The Northern Advocate

Jail for stabbing mother’s partner

Judge gives discount on sentence after ‘warts and all’ cultural report outlines woman’s abusive upbringing

- Sarah Curtis

Awoman who nearly stabbed her mother’s boyfriend to death with a kitchen knife when she intervened in an incident between the couple has been jailed.

After being stabbed in the stomach, back and neck during the incident on February 9 this year, the man fled his girlfriend’s Kaikohe house and collapsed on a neighbour’s lawn.

People at the scene kept pressure on his wounds while they waited for a rescue helicopter to arrive.

He was flown to Auckland Hospital where he underwent emergency surgery, one of the stabs to his neck having narrowly missed an artery.

In a victim impact statement prepared for his attacker Crystal Reid’s sentencing in the Kaikohe District Court, the man said he believed he would make a full recovery, albeit he would always have scars.

He had been constantly monitored for three months due to the risk of the wounds rupturing as they healed and is still undergoing rehabilita­tion.

The incident had “tipped his life upside down”, the man said.

Judge Greg Davis jailed Reid, 38, for two years and nine months and gave her a three-strike warning.

She had pleaded guilty to wounding with intent to cause grievous bodily harm after a sentence indication from the judge for a starting point of five and a half years imprisonme­nt with a full 25 per cent plea discount.

The judge said it was not clear what prompted the attack but there had been a row between Reid’s mother and her partner that night.

The issue to be determined at the sentencing hearing was whether there should be further discounts for factors such as those raised in a cultural and a pre-sentence report, Judge Davis said.

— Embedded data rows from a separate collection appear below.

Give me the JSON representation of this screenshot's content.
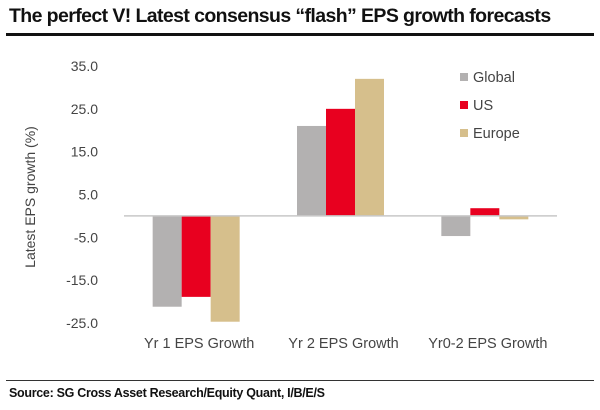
{
  "chart_data": {
    "type": "bar",
    "title": "The perfect V! Latest consensus “flash” EPS growth forecasts",
    "xlabel": "",
    "ylabel": "Latest EPS growth (%)",
    "ylim": [
      -25.0,
      35.0
    ],
    "yticks": [
      "35.0",
      "25.0",
      "15.0",
      "5.0",
      "-5.0",
      "-15.0",
      "-25.0"
    ],
    "ytick_values": [
      35,
      25,
      15,
      5,
      -5,
      -15,
      -25
    ],
    "grid": false,
    "legend_position": "top-right",
    "categories": [
      "Yr 1 EPS Growth",
      "Yr 2 EPS Growth",
      "Yr0-2 EPS Growth"
    ],
    "series": [
      {
        "name": "Global",
        "color": "#b3b1b1",
        "values": [
          -21.2,
          21.0,
          -4.7
        ]
      },
      {
        "name": "US",
        "color": "#e8001f",
        "values": [
          -18.9,
          25.0,
          1.8
        ]
      },
      {
        "name": "Europe",
        "color": "#d6bf8c",
        "values": [
          -24.7,
          32.0,
          -0.8
        ]
      }
    ]
  },
  "source": "Source: SG Cross Asset Research/Equity Quant, I/B/E/S"
}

It was accepted by all parties the end sentence would not come within a range that could be converted to an electronic­ally monitored option.

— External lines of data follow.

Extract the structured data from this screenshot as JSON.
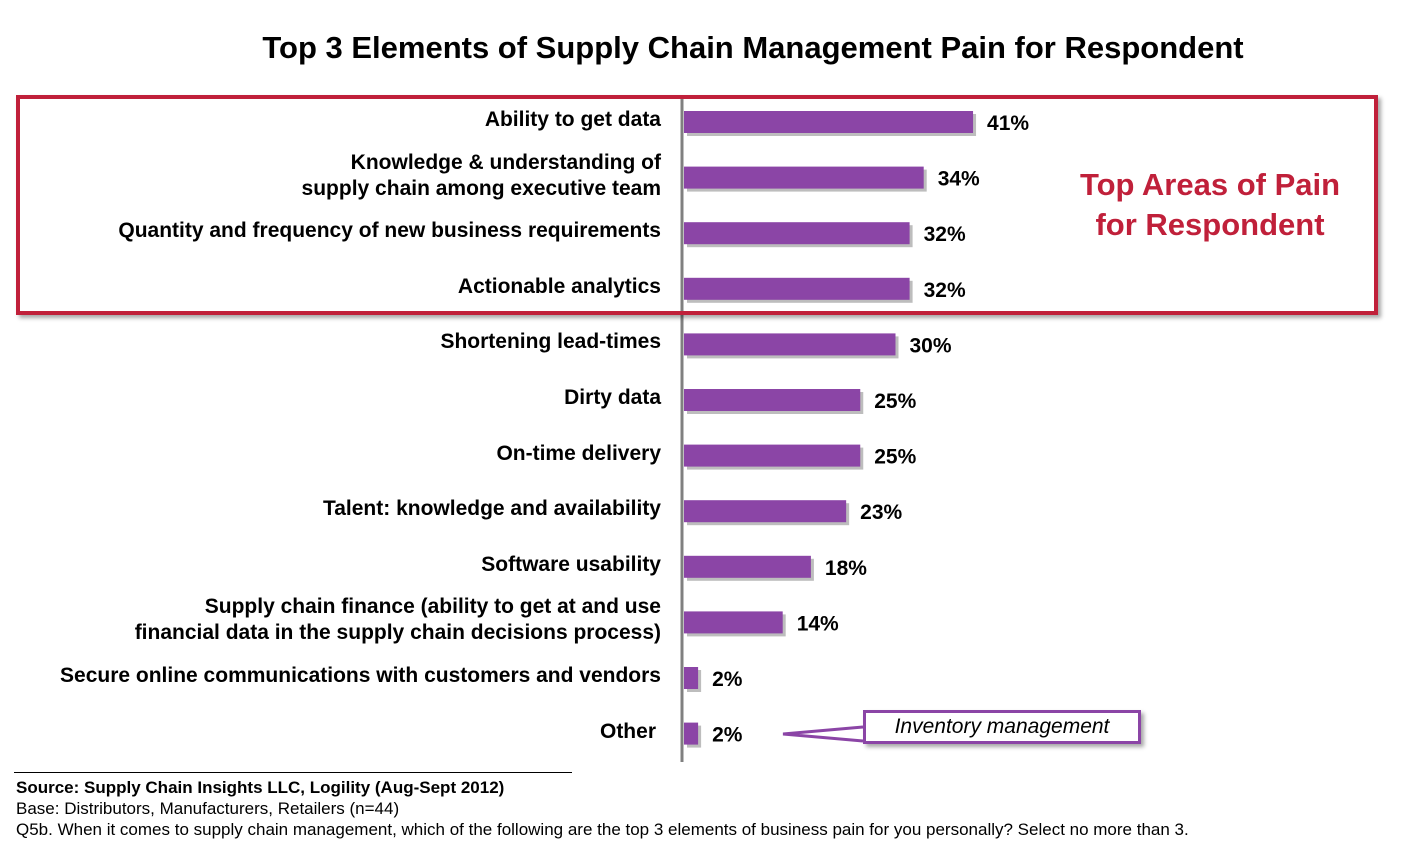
{
  "chart_data": {
    "type": "bar",
    "orientation": "horizontal",
    "title": "Top 3 Elements of Supply Chain Management Pain for Respondent",
    "categories": [
      [
        "Ability to get data"
      ],
      [
        "Knowledge & understanding of",
        "supply chain among executive team"
      ],
      [
        "Quantity and frequency of new business requirements"
      ],
      [
        "Actionable analytics"
      ],
      [
        "Shortening lead-times"
      ],
      [
        "Dirty data"
      ],
      [
        "On-time delivery"
      ],
      [
        "Talent: knowledge and availability"
      ],
      [
        "Software usability"
      ],
      [
        "Supply chain finance (ability to get at and use",
        "financial data in the supply chain decisions process)"
      ],
      [
        "Secure online communications with customers and vendors"
      ],
      [
        "Other"
      ]
    ],
    "values": [
      41,
      34,
      32,
      32,
      30,
      25,
      25,
      23,
      18,
      14,
      2,
      2
    ],
    "value_labels": [
      "41%",
      "34%",
      "32%",
      "32%",
      "30%",
      "25%",
      "25%",
      "23%",
      "18%",
      "14%",
      "2%",
      "2%"
    ],
    "bar_color": "#8b45a6",
    "highlight_color": "#c0203a"
  },
  "annotations": {
    "highlight_text_line1": "Top Areas of Pain",
    "highlight_text_line2": "for Respondent",
    "callout_text": "Inventory management"
  },
  "source": {
    "line1": "Source:  Supply Chain Insights LLC, Logility (Aug-Sept 2012)",
    "line2": "Base:  Distributors, Manufacturers, Retailers (n=44)",
    "line3": "Q5b. When it comes to supply chain management, which of the following are the top 3 elements of business pain for you personally? Select no more than 3."
  }
}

He said the cultural report showed a clear link between the offending and intergener­ational trauma and abuse Reid and her siblings experience­d growing up — largely from men in their mother’s life.

He gave a 25 per cent discount for the matters raised in the report, including Reid’s use of drugs and alcohol, her background circumstan­ce, and some mental health issues. It was 5 per cent more than the 20 per cent sought by Reid’s counsel, Catherine Cull.

Alcohol, drugs, and abuse were prevalent in Reid’s upbringing. Violence was normalised and a “way of life”, the judge said.

Reid’s parents were together most of the children’s lives until their father died. After that their mother had a series of male partners who continued the same patterns of abuse.

“When a person is exposed to a constant diet of violence, it’s fair to say one could also be exposed to the response to that violence and that for me is what underpins the cultural report,” the judge said.

He invited the author of the cultural report to speak to what Davis described as her “warts and all” account of Reid’s life.

The writer said it was difficult for people to talk about their past and she thanked Reid for her honesty during their interview.

The writer said Reid used alcohol and drugs to combat issues her whole life but all that did was put a lid on things and that lid was now blowing.

“I think Crystal spent a lot of time thinking about the help her mother needed and not seeing that as a reflection of her own self.”